Hearthstone of Minnesota, a Twin Cities nonprofit that ran small group homes for deeply troubled teens, closed its doors Friday.
County social services placed boys with Hearthstone, when families, relatives and foster care weren't an option for them anymore. And now, Hearthstone, a place that gave second chances to hundreds of young people in its 18-year history, is at the end of the line itself.
Not much went right in the lives of the boys living at Hearthstone. The nonprofit's founder and president, Jan Gibson Talbot, tried to change that.
"They come from pretty significant backgrounds of abuse, neglect, may have had a parent or two with mental illness, chemical dependency," Talbot said. "Most of our kids have been extremely poor. There have been lots of disruptions in their lives in terms of moving in and out of various placements -- whether it's in and out of their own home, foster care, other group home settings, in some cases correctional settings."
The premise of Hearthstone was that these boys could be saved if given some stability, safety and adults they could trust. Boys ages 12 to 18 might would stay a few months, or until they turned 18. The six homes were located mostly in suburban neighborhoods, and one was in Minneapolis.
The small group homes were run like families. Six kids would share family meals, holidays, and Saturday morning cleaning marathons. Talbot stresses Hearthstone didn't give up on kids, no matter how much they were tested.

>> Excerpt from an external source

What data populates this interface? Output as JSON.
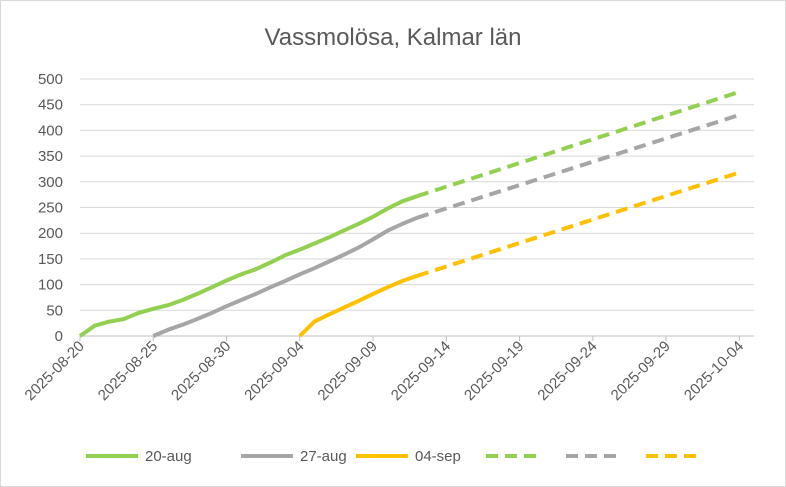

"We made a decision early on, that there were not going to be X numbers of holes in wall, or X numbers of runaways, or X numbers of school suspensions that would have us say we're done with children," she said. "We have kids that may punch [the] same hole in a wall 10 days in a row. Our maintenance guy is out there 10 days in a row to fix the hole. And we've got staff saying, 'That strategy didn't work. What other strategy can we try?'"
That determination to stick with kids through anything is what Talbot said has made it so wrenching to close the organization. But she said she had no choice. Hearthstone's biggest client, Hennepin County, reduced the number of kids it was sending, and philanthropic support couldn't make up the difference.
Brian Guidera manages out-of-home children's placement for Hennepin County. Both Guidera and Talbot agree it's a bit of a mystery why fewer kids were coming into the system, given the tough economy and stress on families. But the numbers were dropping.
"This year, we're already on track to be almost 30 percent fewer out-of-home placements since 2007-2008," Guidera said. "So you actually see the trends trending downward."
Hearthstone was expensive. It cost the county $228.89 per day, per child to provide therapeutic care at these small group homes.
Guidera said the drop in placements isn't because of county cost-cutting. Demographic changes mean there are fewer teenagers to serve right now.
He also thinks some community interventions like children's mental health services might be working, meaning fewer kids need to take the drastic step of living outside their families.
But Guidera said there will probably always be youngsters so troubled that they do need a place like Hearthstone of Minnesota. And as of Friday, it's gone.
"It's a very big loss. I mean, there's no comparable program at this point in the metro area," he said.
And it could stay that way.
Jon Pratt, executive director of the Minnesota Council of Non-Profits, is concerned about the "hollowing out" of the nonprofit sector. He names Wilder Foundation's major cutbacks in residential care for children, and the demise of long-time organizations like Centro Legale, the Minnesota Senior Federation and East Metro OIC, a job training program for low-income people.
"There are new structural holes in the safety net, where things that used to exist no longer exist," Pratt said. "How do you replace them? They may not be replaced at all."
In the case of Hearthstone, no one could step in and house the 22 boys living there. Some have been reunited early with their families or moved in with foster families. Others were emancipated -- that is, they'll live on their own, but without the aftercare support Hearthstone used to provide until they turned 25.
In nearly two decades of existence, Hearthstone worked with 634 young people. Jan Gibson Talbot said their limited tracking data showed Hearthstone helped them. They had lower rates of homelessness and criminal activities, and good success in completing high school and entering vocational school or college.
Fifty-five full-time and 25 part-time Hearthstone employees have lost their jobs. Talbot said staff tried to use the closing as a teachable moment for the children -- how can they manage change in a healthy, positive way.
"How do you end well, as opposed to busting the 10th hole in the wall and getting kicked out, and landing in a shelter, and then going to the next placement?" Talbot said. "So if there's any silver lining, it's about giving the opportunity to close with us, and to pack up your things, and to take your memory book and to do all the things as you move to the next piece of your life."
Talbot isn't sure what her next piece will be. After 18 years of providing shelter for kids, she thinks she might want to work with the homeless -- a fate she tried so hard to help her Hearthstone kids avoid.